Législateur de la nature, pour créer et protéger
Dans l’Iran des années 1950 et 1960, en pleine modernisation sous le règne du Shah, Abdorreza Pahlavi se fit le porte-voix de la protection de la biodiversité. Alors que les grands espaces iraniens, des montagnes du Zagros aux steppes du Khorasan, abritaient encore une faune abondante, peu de mécanismes juridiques existaient pour encadrer leur exploitation. S’appuyant sur son influence politique et diplomatique, il fit adopter les premières lois modernes sur la chasse en Iran. Celles-ci permirent de réguler les prélèvements, de lutter contre le braconnage, et surtout de promouvoir une approche raisonnée de la gestion cynégétique. Ce fut sous son impulsion que plus de 20 millions d’acres, soit environ 8 millions d’hectares, furent classés en réserves naturelles et parcs nationaux, une superficie équivalente à un cinquième de la France métropolitaine. Parmi ces territoires sanctuarisés figuraient des zones emblématiques comme le parc national de Kavir et les réserves de Touran et de Golestan.
Une stature internationale dans le monde de la conservation
Convaincu que la protection de la nature ne pouvait être efficace que si elle dépassait les frontières nationales, le prince Abdorreza fonda la « Fondation internationale pour la conservation du gibier » (International Foundation for the Conservation of Game – IGF), qu’il présida pendant plusieurs années. Cette organisation visait à favoriser la coopération entre les pays en matière de préservation des espèces de gibier et de gestion durable des habitats. Son engagement ne passa pas inaperçu, et en 1962, il reçut le prix Weatherby, l’une des plus hautes distinctions internationales décernées aux chasseurs-conservateurs ayant contribué de manière significative à la sauvegarde de la faune. Cette reconnaissance internationale témoignait de la double identité du prince : celle d’un homme passionné de chasse, mais profondément respectueux des équilibres écologiques.

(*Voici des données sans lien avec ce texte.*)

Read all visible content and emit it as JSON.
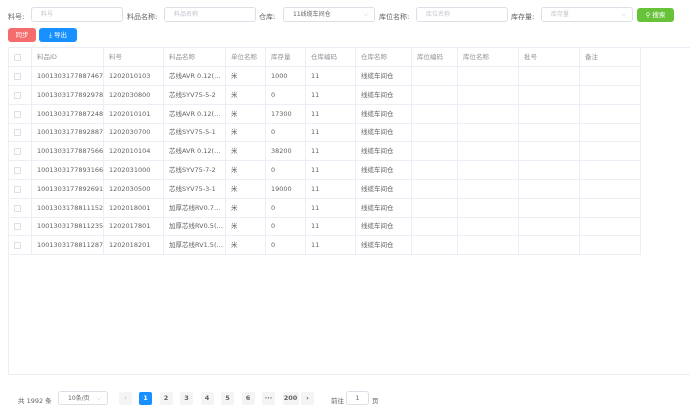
{
  "filters": {
    "item_no": {
      "label": "料号:",
      "placeholder": "料号"
    },
    "item_name": {
      "label": "料品名称:",
      "placeholder": "料品名称"
    },
    "warehouse": {
      "label": "仓库:",
      "value": "11线缆车间仓"
    },
    "location_name": {
      "label": "库位名称:",
      "placeholder": "库位名称"
    },
    "stock": {
      "label": "库存量:",
      "placeholder": "库存量"
    },
    "search_label": "搜索"
  },
  "toolbar": {
    "sync_label": "同步",
    "export_label": "导出"
  },
  "colors": {
    "sync": "#f56c6c",
    "export": "#1890ff",
    "search": "#67c23a",
    "active_page": "#1890ff"
  },
  "table": {
    "columns": [
      "料品ID",
      "料号",
      "料品名称",
      "单位名称",
      "库存量",
      "仓库编码",
      "仓库名称",
      "库位编码",
      "库位名称",
      "批号",
      "备注"
    ],
    "rows": [
      [
        "1001303177887467",
        "1202010103",
        "芯线AVR 0.12(…",
        "米",
        "1000",
        "11",
        "线缆车间仓",
        "",
        "",
        "",
        ""
      ],
      [
        "1001303177892978",
        "1202030800",
        "芯线SYV75-5-2",
        "米",
        "0",
        "11",
        "线缆车间仓",
        "",
        "",
        "",
        ""
      ],
      [
        "1001303177887248",
        "1202010101",
        "芯线AVR 0.12(…",
        "米",
        "17300",
        "11",
        "线缆车间仓",
        "",
        "",
        "",
        ""
      ],
      [
        "1001303177892887",
        "1202030700",
        "芯线SYV75-5-1",
        "米",
        "0",
        "11",
        "线缆车间仓",
        "",
        "",
        "",
        ""
      ],
      [
        "1001303177887566",
        "1202010104",
        "芯线AVR 0.12(…",
        "米",
        "38200",
        "11",
        "线缆车间仓",
        "",
        "",
        "",
        ""
      ],
      [
        "1001303177893166",
        "1202031000",
        "芯线SYV75-7-2",
        "米",
        "0",
        "11",
        "线缆车间仓",
        "",
        "",
        "",
        ""
      ],
      [
        "1001303177892691",
        "1202030500",
        "芯线SYV75-3-1",
        "米",
        "19000",
        "11",
        "线缆车间仓",
        "",
        "",
        "",
        ""
      ],
      [
        "1001303178811152",
        "1202018001",
        "加厚芯线RV0.7…",
        "米",
        "0",
        "11",
        "线缆车间仓",
        "",
        "",
        "",
        ""
      ],
      [
        "1001303178811235",
        "1202017801",
        "加厚芯线RV0.5(…",
        "米",
        "0",
        "11",
        "线缆车间仓",
        "",
        "",
        "",
        ""
      ],
      [
        "1001303178811287",
        "1202018201",
        "加厚芯线RV1.5(…",
        "米",
        "0",
        "11",
        "线缆车间仓",
        "",
        "",
        "",
        ""
      ]
    ]
  },
  "pagination": {
    "total": "共 1992 条",
    "page_size": "10条/页",
    "pages": [
      "1",
      "2",
      "3",
      "4",
      "5",
      "6",
      "···",
      "200"
    ],
    "current": "1",
    "goto_label": "前往",
    "goto_value": "1",
    "goto_suffix": "页"
  }
}
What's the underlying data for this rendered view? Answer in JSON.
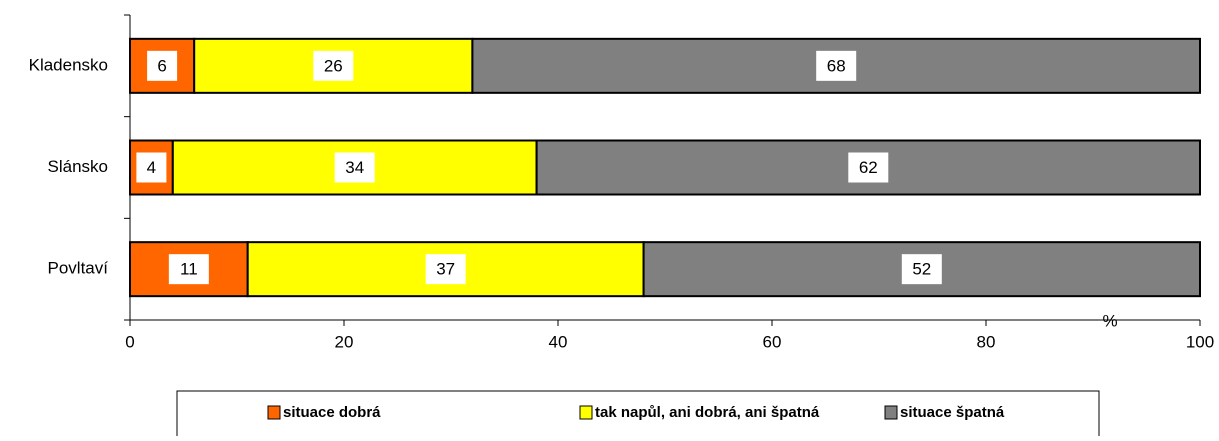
{
  "chart_data": {
    "type": "stacked_bar_horizontal",
    "categories": [
      "Kladensko",
      "Slánsko",
      "Povltaví"
    ],
    "series": [
      {
        "name": "situace dobrá",
        "color": "#ff6600",
        "values": [
          6,
          4,
          11
        ]
      },
      {
        "name": "tak napůl, ani dobrá, ani špatná",
        "color": "#ffff00",
        "values": [
          26,
          34,
          37
        ]
      },
      {
        "name": "situace špatná",
        "color": "#808080",
        "values": [
          68,
          62,
          52
        ]
      }
    ],
    "xlim": [
      0,
      100
    ],
    "xticks": [
      0,
      20,
      40,
      60,
      80,
      100
    ],
    "x_label": "%"
  }
}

Une passion pour la chasse respectueuse et documentée
A l’opposé d’une certaine image stéréotypée des chasseurs royaux, Abdorreza Pahlavi s’inscrivait dans la tradition du fair chase, cette éthique de la chasse fondée sur l’égalité des chances entre l’homme et l’animal, et sur le respect du vivant. À ce titre, ses voyages cynégétiques dans le monde entier sont restés exemplaires à la fois par leur traçabilité, leur modération et la qualité des spécimens prélevés. Sa première entrée dans le livre des records date de 1960, avec un caribou de la toundra récolté dans les montagnes Talkeetna, en Alaska. Il poursuivit cette quête de gibier d’exception en 1967 avec un grand ours brun sur l’île Kodiak, toujours en Alaska, et un bison du Wyoming, deux trophées emblématiques de la mégafaune nord-américaine. Chacun de ces animaux fut chassé dans le respect des règles, et souvent dans des conditions rigoureuses, loin des expéditions confortables réservées aux élites. Sa dernière entrée officielle au registre des trophées date de 1988, bien après son exil, avec un orignal Alaska-Yukon tiré à 80 mètres dans la région de la rivière Kugururok. L’animal fut mesuré et homologué à 225-6/8 points, une cotation particulièrement respectable. Il avait alors passé une semaine entière en Alaska, preuve de son engagement physique dans l’acte de chasse, mais aussi de sa volonté de se reconnecter à la nature loin du tumulte politique qui avait bouleversé son pays.
Exil et héritage
La révolution iranienne de 1979 contraint le prince Abdorreza à l’exil, comme la plupart des membres de la famille impériale. Il s’installa à Paris, puis à Genève, où il continua d’écrire, de participer à des conférences sur la conservation, et de soutenir des initiatives environnementales. Bien qu’écarté de la scène politique, il conserva jusqu’à sa mort, en 2004, une aura de dignité et d’engagement, notamment dans les cercles de chasse éthique et de protection de la biodiversité. Aujourd’hui, alors que les débats sur la chasse, la conservation et la biodiversité sont plus que jamais d’actualité, la figure d’Abdorreza Pahlavi résonne avec une pertinence renouvelée. Son œuvre démontre qu’il est possible de concilier passion cynégétique et respect des équilibres naturels, statut aristocratique et vision progressiste de l’environnement.